É importante os profissionais da saúde estarem sempre cientes dos limites da tecnologia, no caso da telemedicina, da necessidade de observância da segurança do paciente e da informação e dos aspectos éticos a serem respeitados. O atendimento via telemedicina deve, sim, seguir os mesmos preceitos éticos do atendimento presencial, em todos os aspectos e com maior cuidado possível. A relação médico-paciente deve ser sempre priorizada e é perfeitamente possível que ela ocorra à distância. A estrutura de tecnologia e de dados precisa ser pensada para garantir melhores cuidados e fornecer uma melhor experiência aos médicos e profissionais da área.
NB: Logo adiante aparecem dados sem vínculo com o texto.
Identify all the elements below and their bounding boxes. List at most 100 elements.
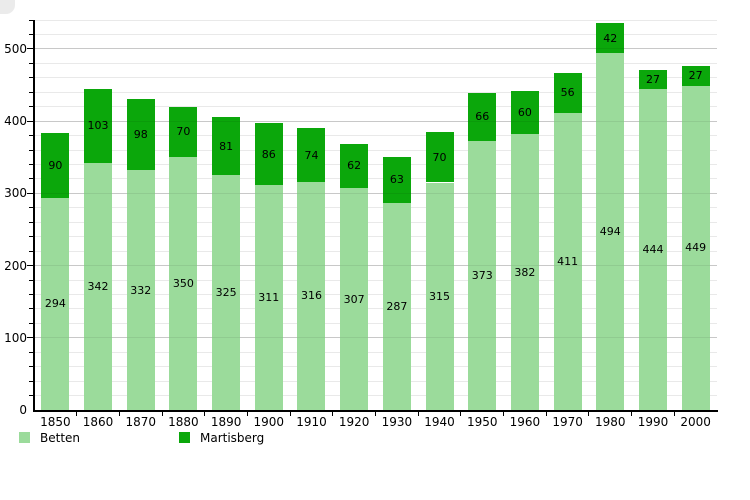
y-axis-minor-tick: [29, 62, 33, 64]
minor-gridline: [35, 279, 717, 281]
y-axis-minor-tick: [29, 322, 33, 324]
bar-segment-martisberg-1890: [212, 116, 241, 176]
bar-segment-betten-1960: [510, 134, 539, 410]
legend-label-betten: Betten: [40, 431, 81, 445]
x-axis-tick: [503, 412, 505, 416]
minor-gridline: [35, 221, 717, 223]
x-axis-tick: [631, 412, 633, 416]
bar-segment-martisberg-1860: [84, 88, 113, 163]
minor-gridline: [35, 366, 717, 368]
y-axis-minor-tick: [29, 351, 33, 353]
major-gridline: [35, 48, 717, 50]
bar-segment-betten-1930: [382, 202, 411, 410]
minor-gridline: [35, 91, 717, 93]
bar-segment-martisberg-1960: [510, 90, 539, 135]
bar-value-label-betten-1920: 307: [343, 292, 365, 306]
bar-segment-betten-1920: [340, 188, 369, 410]
x-axis-tick: [375, 412, 376, 416]
y-axis-minor-tick: [29, 178, 33, 180]
bar-value-label-martisberg-1880: 70: [176, 125, 191, 139]
minor-gridline: [35, 178, 717, 180]
x-axis-line: [33, 410, 718, 412]
legend-swatch-betten: [19, 432, 30, 443]
bar-value-label-betten-1870: 332: [130, 283, 152, 297]
x-axis-tick: [588, 412, 590, 416]
y-axis-tick-label: 100: [4, 330, 27, 345]
bar-value-label-betten-1910: 316: [300, 289, 322, 303]
y-axis-minor-tick: [29, 221, 33, 223]
y-axis-minor-tick: [29, 91, 33, 93]
x-axis-category-label-1880: 1880: [168, 415, 199, 429]
bar-value-label-betten-1980: 494: [599, 225, 621, 239]
major-gridline-overlay: [35, 337, 717, 339]
corner-artifact: [0, 0, 15, 14]
legend-label-martisberg: Martisberg: [200, 431, 265, 445]
y-axis-minor-tick: [29, 149, 33, 151]
minor-gridline: [35, 322, 717, 324]
x-axis-tick: [673, 412, 675, 416]
bar-segment-martisberg-1990: [638, 69, 667, 90]
bar-value-label-martisberg-1990: 27: [645, 73, 660, 87]
minor-gridline: [35, 62, 717, 64]
bar-segment-betten-1980: [596, 53, 625, 410]
major-gridline-overlay: [35, 265, 717, 267]
bar-segment-betten-1880: [169, 157, 198, 410]
bar-value-label-martisberg-1940: 70: [432, 150, 447, 164]
y-axis-minor-tick: [29, 163, 33, 165]
bar-value-label-martisberg-1950: 66: [475, 110, 490, 124]
y-axis-minor-tick: [29, 77, 33, 79]
bar-value-label-martisberg-2000: 27: [688, 69, 703, 83]
major-gridline: [35, 120, 717, 122]
minor-gridline: [35, 33, 717, 35]
bar-segment-martisberg-1940: [425, 131, 454, 183]
y-axis-minor-tick: [29, 308, 33, 310]
y-axis-major-tick: [27, 120, 33, 122]
bar-segment-martisberg-1880: [169, 106, 198, 158]
x-axis-category-label-1950: 1950: [466, 415, 498, 429]
minor-gridline: [35, 77, 717, 79]
bar-segment-martisberg-1970: [553, 72, 582, 114]
y-axis-minor-tick: [29, 106, 33, 108]
y-axis-tick-label: 0: [19, 403, 27, 417]
y-axis-minor-tick: [29, 366, 33, 368]
y-axis-minor-tick: [29, 135, 33, 137]
y-axis-tick-label: 300: [4, 186, 27, 201]
bar-segment-betten-1870: [126, 170, 155, 410]
minor-gridline: [35, 351, 717, 353]
bar-segment-martisberg-1870: [126, 99, 155, 171]
bar-value-label-martisberg-1910: 74: [304, 148, 319, 162]
bar-segment-betten-1940: [425, 182, 454, 410]
y-axis-major-tick: [27, 192, 33, 194]
minor-gridline: [35, 236, 717, 238]
legend-swatch-martisberg: [179, 432, 190, 443]
bar-segment-betten-1900: [254, 185, 283, 410]
x-axis-category-label-1910: 1910: [296, 415, 327, 429]
bar-segment-martisberg-1910: [297, 128, 326, 182]
bar-value-label-martisberg-1900: 86: [261, 147, 276, 161]
bar-value-label-martisberg-1860: 103: [87, 119, 109, 133]
y-axis-tick-label: 400: [4, 114, 27, 129]
minor-gridline: [35, 250, 717, 252]
x-axis-category-label-1850: 1850: [40, 415, 71, 429]
bar-value-label-martisberg-1980: 42: [603, 31, 618, 45]
y-axis-minor-tick: [29, 380, 33, 382]
x-axis-category-label-1900: 1900: [253, 415, 285, 429]
y-axis-line: [33, 20, 35, 412]
x-axis-tick: [460, 412, 462, 416]
bar-value-label-martisberg-1870: 98: [133, 128, 148, 142]
y-axis-major-tick: [27, 337, 33, 339]
bar-segment-betten-1850: [41, 197, 70, 410]
minor-gridline: [35, 135, 717, 137]
minor-gridline: [35, 395, 717, 397]
bar-value-label-betten-1990: 444: [642, 243, 664, 257]
bar-value-label-martisberg-1850: 90: [48, 158, 63, 172]
x-axis-category-label-1890: 1890: [210, 415, 242, 429]
x-axis-category-label-1980: 1980: [595, 415, 626, 429]
x-axis-tick: [332, 412, 334, 416]
x-axis-category-label-1860: 1860: [82, 415, 114, 429]
y-axis-minor-tick: [29, 236, 33, 238]
bar-segment-betten-1890: [212, 175, 241, 410]
bar-segment-martisberg-2000: [681, 66, 710, 86]
x-axis-category-label-2000: 2000: [680, 415, 711, 429]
Também merece atenção a segurança da informação. Mais do que uma questão moral e ética, isso está relacionado a implicações legais. Daí a necessidade de construir suas atividades de saúde digital alicerçadas pelas melhores práticas de segurança da informação vigentes no mercado.
Este modelo de atendimento remoto tende a se fortalecer mais no âmbito privado?
Estamos falando de uma grande porta de acesso à saúde. Muita gente imagina que a telemedicina é algo exclusivo do sistema privado, mas é um engano. Atualmente, ela é praticada amplamente no sistema público, com iniciativas diretas das prefeituras, estados, Ministério da Saúde e também em parcerias público-privadas. Evidentemente, existem diferentes práticas e tecnologias empregadas. No entanto, vale ressaltar que, hoje, a telemedicina depende mais de ajustes de processos de atendimento do que de alta tecnologia, uma vez que os requisitos tecnológicos estão cada vez mais universalmente presentes, mesmo em áreas remotas do país. Médicos e profissionais de outras áreas da saúde, como psicologia, enfermagem, fisioterapia, terapia ocupacional, fonoaudiologia, dentre outras, conseguem fazer um atendimento com segurança usando os recursos atuais.